The YMCA of Greater Rochester’s CSD also supports programs throughout the community that provide food access and emergency food distribution for youth and families throughout the year and initiatives that address a variety of emergency needs. The CSD model provides the ideal structure to make deep and lasting impact for thousands more in Rochester than the Y has ever previously reached. 

Conversations are ongoing, and multiple contingency plans are being developed to determine the best way we can serve youth and families this Fall at our Lewis Street Center. We want to be part of the solution for providing educational equity for young people across the community. When we have a better understanding of what our offerings will be, we will share those plans with the community. 

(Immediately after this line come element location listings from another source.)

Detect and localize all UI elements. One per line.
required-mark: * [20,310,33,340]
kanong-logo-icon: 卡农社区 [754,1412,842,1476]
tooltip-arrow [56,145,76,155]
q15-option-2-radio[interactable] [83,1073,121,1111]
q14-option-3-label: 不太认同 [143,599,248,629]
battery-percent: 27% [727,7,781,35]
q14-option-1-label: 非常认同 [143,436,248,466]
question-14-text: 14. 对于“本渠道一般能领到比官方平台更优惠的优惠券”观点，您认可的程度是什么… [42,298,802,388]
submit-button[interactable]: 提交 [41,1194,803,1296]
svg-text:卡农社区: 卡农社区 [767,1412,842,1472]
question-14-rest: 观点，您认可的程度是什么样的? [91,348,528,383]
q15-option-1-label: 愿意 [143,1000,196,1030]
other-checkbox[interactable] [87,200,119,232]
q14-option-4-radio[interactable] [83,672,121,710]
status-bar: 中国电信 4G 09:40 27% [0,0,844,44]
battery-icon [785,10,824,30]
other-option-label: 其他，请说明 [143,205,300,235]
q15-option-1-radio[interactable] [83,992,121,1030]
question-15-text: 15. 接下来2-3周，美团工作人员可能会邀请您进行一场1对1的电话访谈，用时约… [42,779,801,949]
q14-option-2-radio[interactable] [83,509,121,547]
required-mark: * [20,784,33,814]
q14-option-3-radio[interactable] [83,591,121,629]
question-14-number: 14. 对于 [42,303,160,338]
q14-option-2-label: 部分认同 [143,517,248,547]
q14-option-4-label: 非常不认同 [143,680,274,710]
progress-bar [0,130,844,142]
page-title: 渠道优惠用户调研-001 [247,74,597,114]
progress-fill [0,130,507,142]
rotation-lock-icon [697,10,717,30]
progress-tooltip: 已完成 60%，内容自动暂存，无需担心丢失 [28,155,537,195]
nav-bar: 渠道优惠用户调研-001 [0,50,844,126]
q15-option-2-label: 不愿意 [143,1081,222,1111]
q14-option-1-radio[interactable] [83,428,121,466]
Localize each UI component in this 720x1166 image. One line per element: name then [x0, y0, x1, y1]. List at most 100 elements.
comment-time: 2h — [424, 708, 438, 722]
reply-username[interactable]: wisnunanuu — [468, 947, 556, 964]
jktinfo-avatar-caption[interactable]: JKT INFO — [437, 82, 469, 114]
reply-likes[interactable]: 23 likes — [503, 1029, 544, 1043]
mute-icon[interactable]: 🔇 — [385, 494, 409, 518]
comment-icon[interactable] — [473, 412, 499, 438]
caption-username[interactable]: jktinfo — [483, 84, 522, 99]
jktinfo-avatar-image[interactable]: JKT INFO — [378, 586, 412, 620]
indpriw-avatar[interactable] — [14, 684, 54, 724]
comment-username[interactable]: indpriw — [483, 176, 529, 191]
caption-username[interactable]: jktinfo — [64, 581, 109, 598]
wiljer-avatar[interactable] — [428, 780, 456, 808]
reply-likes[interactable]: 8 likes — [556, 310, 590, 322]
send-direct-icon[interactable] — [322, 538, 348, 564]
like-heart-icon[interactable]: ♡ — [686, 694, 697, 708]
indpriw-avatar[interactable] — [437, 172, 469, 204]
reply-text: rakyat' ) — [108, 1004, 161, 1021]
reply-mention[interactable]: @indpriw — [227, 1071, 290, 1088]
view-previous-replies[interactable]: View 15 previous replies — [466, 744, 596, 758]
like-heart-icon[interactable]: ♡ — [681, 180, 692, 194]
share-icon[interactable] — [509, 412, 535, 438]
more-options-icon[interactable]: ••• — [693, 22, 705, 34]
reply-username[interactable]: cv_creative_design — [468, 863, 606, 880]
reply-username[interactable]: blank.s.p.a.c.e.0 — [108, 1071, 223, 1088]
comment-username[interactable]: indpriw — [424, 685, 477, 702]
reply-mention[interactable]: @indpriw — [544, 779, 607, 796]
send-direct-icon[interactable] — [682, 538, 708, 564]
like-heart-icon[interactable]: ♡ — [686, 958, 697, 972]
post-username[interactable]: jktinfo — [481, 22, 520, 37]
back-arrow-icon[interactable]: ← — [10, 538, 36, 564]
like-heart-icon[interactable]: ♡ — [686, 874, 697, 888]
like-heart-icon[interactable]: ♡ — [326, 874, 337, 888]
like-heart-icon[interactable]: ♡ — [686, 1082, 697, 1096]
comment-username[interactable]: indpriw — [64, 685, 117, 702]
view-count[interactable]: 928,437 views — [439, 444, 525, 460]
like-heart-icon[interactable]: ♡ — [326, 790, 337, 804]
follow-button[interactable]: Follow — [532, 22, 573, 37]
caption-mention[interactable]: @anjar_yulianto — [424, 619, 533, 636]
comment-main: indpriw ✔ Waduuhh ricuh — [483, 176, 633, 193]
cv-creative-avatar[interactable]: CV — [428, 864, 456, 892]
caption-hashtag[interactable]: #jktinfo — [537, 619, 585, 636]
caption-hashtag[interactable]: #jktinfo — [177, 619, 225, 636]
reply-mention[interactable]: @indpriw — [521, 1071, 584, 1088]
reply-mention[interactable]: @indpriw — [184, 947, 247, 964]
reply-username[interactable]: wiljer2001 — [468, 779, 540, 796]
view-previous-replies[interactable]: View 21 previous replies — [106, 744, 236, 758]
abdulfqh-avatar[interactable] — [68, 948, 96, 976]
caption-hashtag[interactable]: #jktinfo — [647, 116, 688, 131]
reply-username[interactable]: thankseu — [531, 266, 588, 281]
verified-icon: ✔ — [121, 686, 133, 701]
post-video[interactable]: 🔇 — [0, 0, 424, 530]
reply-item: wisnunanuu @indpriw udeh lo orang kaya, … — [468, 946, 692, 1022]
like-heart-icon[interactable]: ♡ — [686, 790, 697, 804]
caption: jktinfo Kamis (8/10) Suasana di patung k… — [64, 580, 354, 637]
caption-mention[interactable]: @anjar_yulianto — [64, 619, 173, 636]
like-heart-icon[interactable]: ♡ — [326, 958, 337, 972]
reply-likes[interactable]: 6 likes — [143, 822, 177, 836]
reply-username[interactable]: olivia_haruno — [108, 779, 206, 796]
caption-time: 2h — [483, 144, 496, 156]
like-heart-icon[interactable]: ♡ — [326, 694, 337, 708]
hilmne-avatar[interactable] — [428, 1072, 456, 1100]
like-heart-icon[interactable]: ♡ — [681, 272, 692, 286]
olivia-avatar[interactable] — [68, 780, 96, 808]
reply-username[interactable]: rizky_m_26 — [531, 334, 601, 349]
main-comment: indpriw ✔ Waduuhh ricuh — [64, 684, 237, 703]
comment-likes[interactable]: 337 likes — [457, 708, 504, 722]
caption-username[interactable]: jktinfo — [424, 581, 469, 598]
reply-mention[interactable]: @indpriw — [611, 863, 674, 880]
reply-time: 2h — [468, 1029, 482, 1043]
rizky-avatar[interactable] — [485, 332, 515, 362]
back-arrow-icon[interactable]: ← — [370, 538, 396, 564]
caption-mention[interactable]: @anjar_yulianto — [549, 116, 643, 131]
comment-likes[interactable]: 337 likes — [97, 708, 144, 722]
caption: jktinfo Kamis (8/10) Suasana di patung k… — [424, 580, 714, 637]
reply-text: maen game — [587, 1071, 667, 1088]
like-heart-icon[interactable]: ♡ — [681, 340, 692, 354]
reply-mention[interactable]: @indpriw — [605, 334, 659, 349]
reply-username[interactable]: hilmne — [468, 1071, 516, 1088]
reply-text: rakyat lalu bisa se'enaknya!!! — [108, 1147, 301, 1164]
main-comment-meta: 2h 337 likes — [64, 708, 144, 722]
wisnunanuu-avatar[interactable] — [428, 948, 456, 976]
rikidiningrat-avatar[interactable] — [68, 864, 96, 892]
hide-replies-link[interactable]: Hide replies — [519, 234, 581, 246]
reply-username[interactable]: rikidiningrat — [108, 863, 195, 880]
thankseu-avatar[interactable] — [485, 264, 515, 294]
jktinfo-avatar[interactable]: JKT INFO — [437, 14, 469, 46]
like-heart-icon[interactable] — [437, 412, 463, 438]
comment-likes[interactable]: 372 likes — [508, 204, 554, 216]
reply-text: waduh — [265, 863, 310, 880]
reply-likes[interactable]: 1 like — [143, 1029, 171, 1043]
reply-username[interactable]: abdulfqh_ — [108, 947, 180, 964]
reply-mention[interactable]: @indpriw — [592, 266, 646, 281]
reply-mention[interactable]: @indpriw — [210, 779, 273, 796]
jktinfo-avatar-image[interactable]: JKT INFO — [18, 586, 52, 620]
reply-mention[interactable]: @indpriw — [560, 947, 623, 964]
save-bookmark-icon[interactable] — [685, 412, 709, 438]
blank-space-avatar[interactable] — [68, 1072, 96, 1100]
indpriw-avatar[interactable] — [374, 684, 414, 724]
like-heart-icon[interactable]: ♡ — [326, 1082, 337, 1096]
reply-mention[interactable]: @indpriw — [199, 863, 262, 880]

WHAT WILL HAPPEN TO STAFF?

Most full-time staff members from the Monroe Family Branch have been redeployed to positions within the YMCA of Greater Rochester. These staff members look forward to being welcoming faces for former Monroe members at locations across our Association. 

WHAT WILL HAPPEN TO THOSE WITH MEMBERSHIPS AT BOTH MONROE AND VICTOR?

All current members of the Monroe Family YMCA and Victor Active Family Center will have access to all other YMCA of Greater Rochester facilities. This Passport Membership will be valid for 12 months and will activate when YMCA of Greater Rochester operations resume. 

DO YOU HAVE A TIMELINE AS TO WHEN YOU WILL REOPEN YOUR REMAINING BRANCHES?

We are waiting to learn more from the Governor as to when we can reopen. As we reopen, we will do so cautiously, safely and slowly, and in a financially responsible way. To meet these parameters, we will be opening our branches in stages. 

When we receive clearance to reopen operations, we will be opening the following six branches first: Corning Family YMCA, Eastside Family YMCA, Maplewood Family YMCA, Southwest Family YMCA, Schottland Family YMCA and Westside Family YMCA. 

Our plan is to open our remaining branches — Bay View Family YMCA, Carlson MetroCenter YMCA and Northwest Family YMCA — five weeks later.